Images captured by Little Black Dress Photography
“You’re not crazy. There is something wrong here.” With the utterance of those words came relief and loss. Relief from finally getting the diagnosis that she was certain needed to be made. Loss of the dreams she had, the vision of the life that would never be for her child.0 Emotions surged through her: anger at her doctors, at herself. Tears that had been surfacing for the last sixteen months poured out.
In January of 2011, Reid was diagnosed with Kabuki syndrome, a rare syndrome that has a list of possible symptoms that vary in severity. Reid has specific facial and physical characteristics, “developmental and speech delays,” and “postnatal growth retardation during the first year of his life.”
It has been a difficult process altering the vision of the life you had imagined for your child. Reid has given his parents a new wonderful way of viewing life. He has shown them joy in simplicity, and how life is in the little moments and the small successes. “He has taught us about the
fragility of life, and what is truly important.” To know Reid, is to love him.
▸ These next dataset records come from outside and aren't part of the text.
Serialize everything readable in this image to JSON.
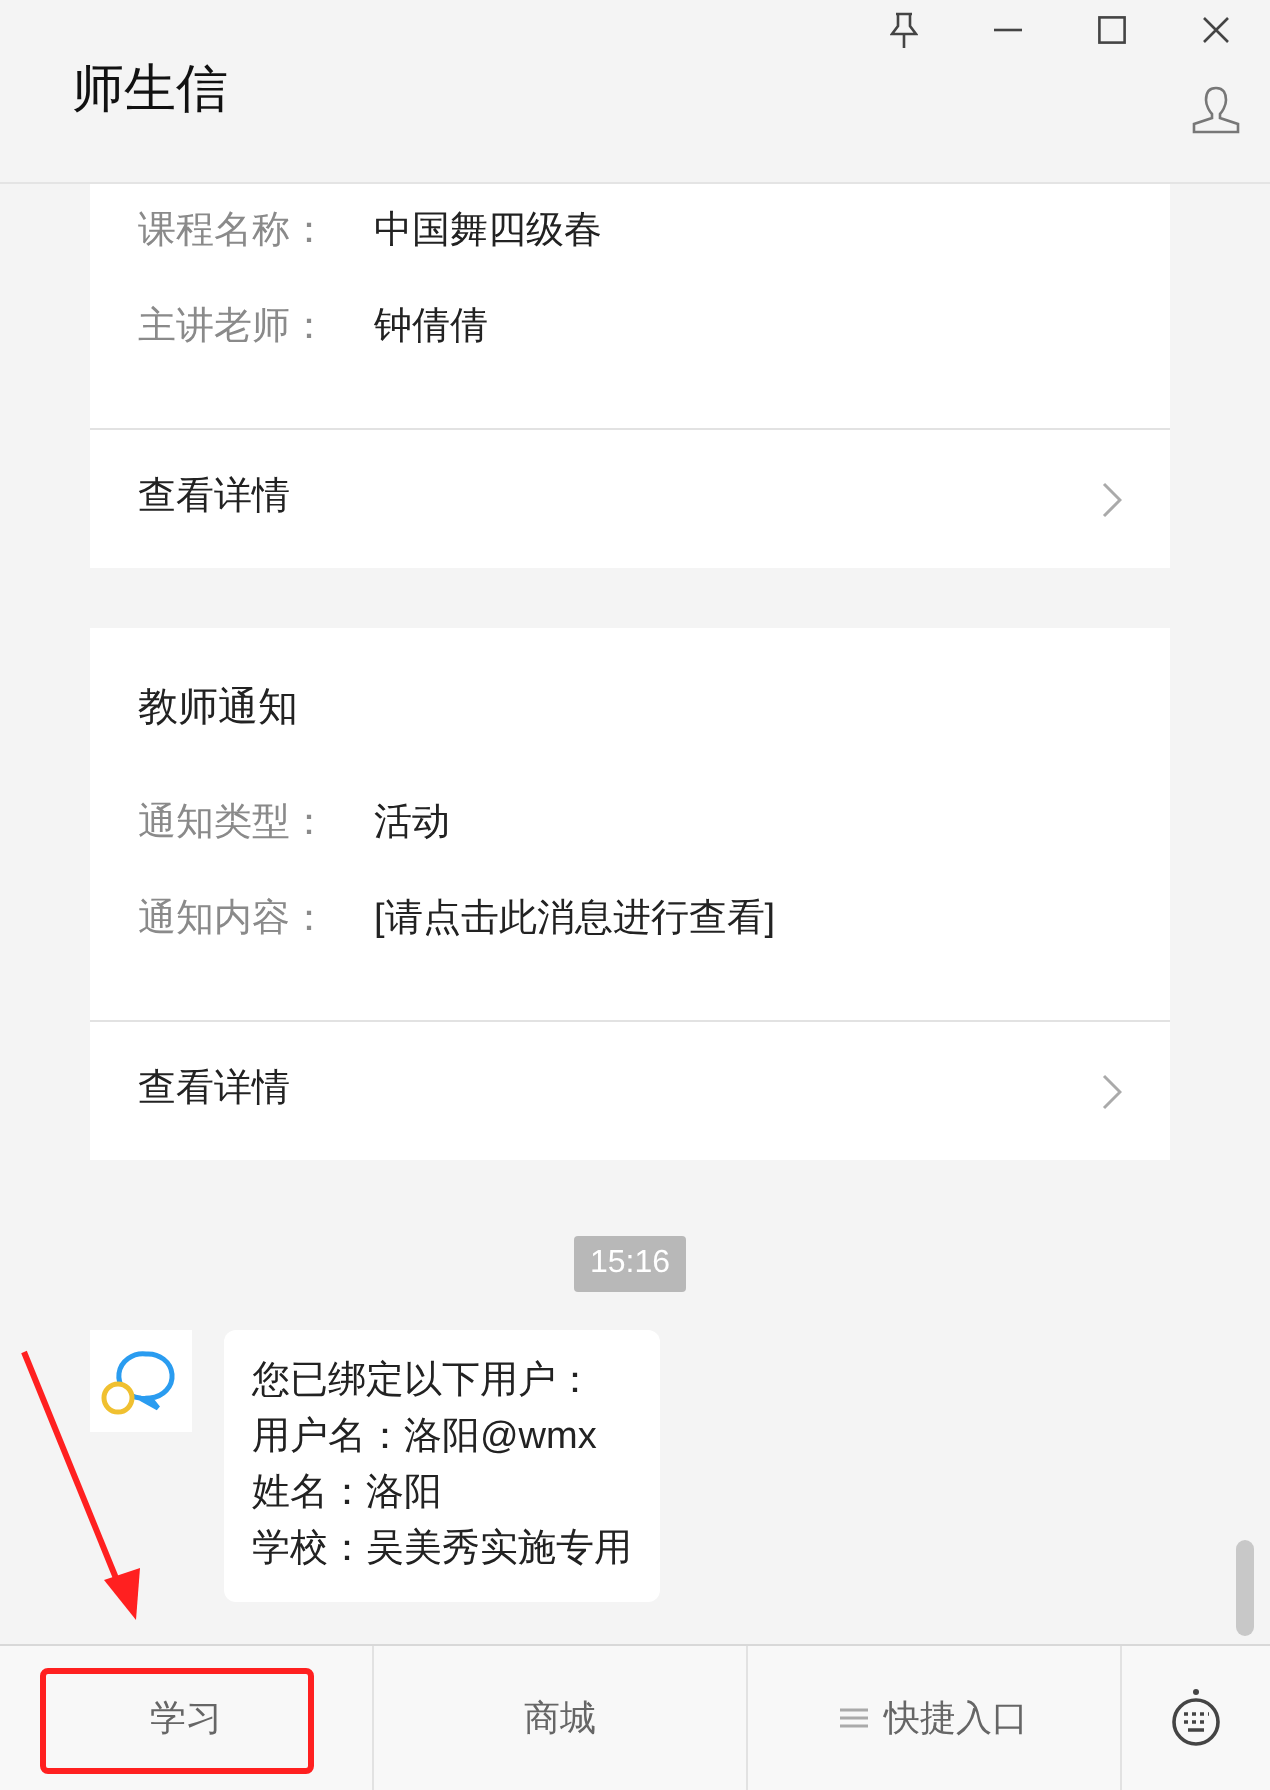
{
  "window": {
    "title": "师生信"
  },
  "cards": [
    {
      "fields": [
        {
          "label": "课程名称：",
          "value": "中国舞四级春"
        },
        {
          "label": "主讲老师：",
          "value": "钟倩倩"
        }
      ],
      "link": "查看详情"
    },
    {
      "title": "教师通知",
      "fields": [
        {
          "label": "通知类型：",
          "value": "活动"
        },
        {
          "label": "通知内容：",
          "value": "[请点击此消息进行查看]"
        }
      ],
      "link": "查看详情"
    }
  ],
  "chat": {
    "time": "15:16",
    "message": [
      "您已绑定以下用户：",
      "用户名：洛阳@wmx",
      "姓名：洛阳",
      "学校：吴美秀实施专用"
    ]
  },
  "bottom_menu": [
    {
      "label": "学习",
      "kind": "plain",
      "annotated": true
    },
    {
      "label": "商城",
      "kind": "plain",
      "annotated": false
    },
    {
      "label": "快捷入口",
      "kind": "menu",
      "annotated": false
    }
  ]
}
“He has a special quality of innocence about him.”
To other families out there affected by Kabuki syndrome, this family wants to let you know that while “you will continue throughout life to grieve for your child, the situation that he/she has to go through, and the things that you feel he/she will miss out on, try to stay positive and focus on your child as a person. Focus on that gorgeous smile, that sweet little giggle, and those moments that make your eyes melt.” Above all, “praise their accomplishments, and be their biggest fan!”
Fears arise about how people will treat Reid, and how people will react to his limitations. But when these moments of worry surface, Reid’s mom will look at Reid and think, “Who couldn’t love you to bits once they have met you, felt your presence, and heard your laughter?” This brings her peace.